I started working as a data scientist in 2019, and by 2021 I had realized that while the field was large, it was also largely fraudulent. Most of the leaders that I was working with clearly had not gotten as far as reading about it for thirty minutes despite insisting that things like, I dunno, the next five years of a ten thousand person non-tech organization should be entirely AI focused. The number of companies launching AI initiatives far outstripped the number of actual use cases. Most of the market was simply grifters and incompetents (sometimes both!) leveraging the hype to inflate their headcount so they could get promoted, or be seen as thought leaders.
And then some absolute son of a bitch created ChatGPT, and now look at us.
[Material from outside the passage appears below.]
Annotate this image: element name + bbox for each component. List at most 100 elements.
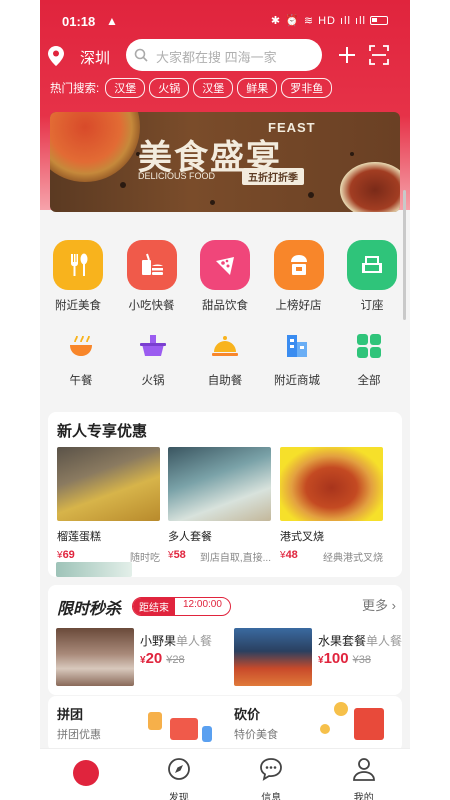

Look at us, resplendent in our pauper's robes, stitched from corpulent greed and breathless credulity, spending half of the planet's engineering efforts to add chatbot support to every application under the sun when half of the industry hasn't worked out how to test database backups regularly. This is why I have to visit untold violence upon the next moron to propose that AI is the future of the business - not because this is impossible in principle, but because they are now indistinguishable from a hundred million willful fucking idiots.
I like this guy. :D
Remember the "smart"-crisis? Smart-fridge, smart oven, smart cars, smart-TV. AI is the next evolution of that, except that this time, it's not mostly limited to consumers / individuals, but can also widely be used by companies. And the average suit is just as stupid as the average consumer.
People are obsessed with technology nowadays, so when the latest tech is finally in a working state and presented to the world, they all rush to use it and to apply it to things it's not designed for.
Then, you add to this the fact that fake-intelligence is a very good illusion for consciousness. From a non-tech guy, if he can have a discussion with an AI like ChatGPT, he will (wrongly) imagine the AI has some sort of consciousness of its own, as if it was a real person, rather than just a more complex algorithm of Google search. If AIs weren't allowed to use "I" to talk about themselves, I bet people wouldn't feel as comfortable using them.
It Is my personal opinion that since WW2 there has been a fanatical belief that "new=good" and that "change=positive". Well, to quote Cheshire Cat in Alice: Madness Returns (very inspiring source, I know), "change(new) is neither good nor bad, it only means it's not the same anymore".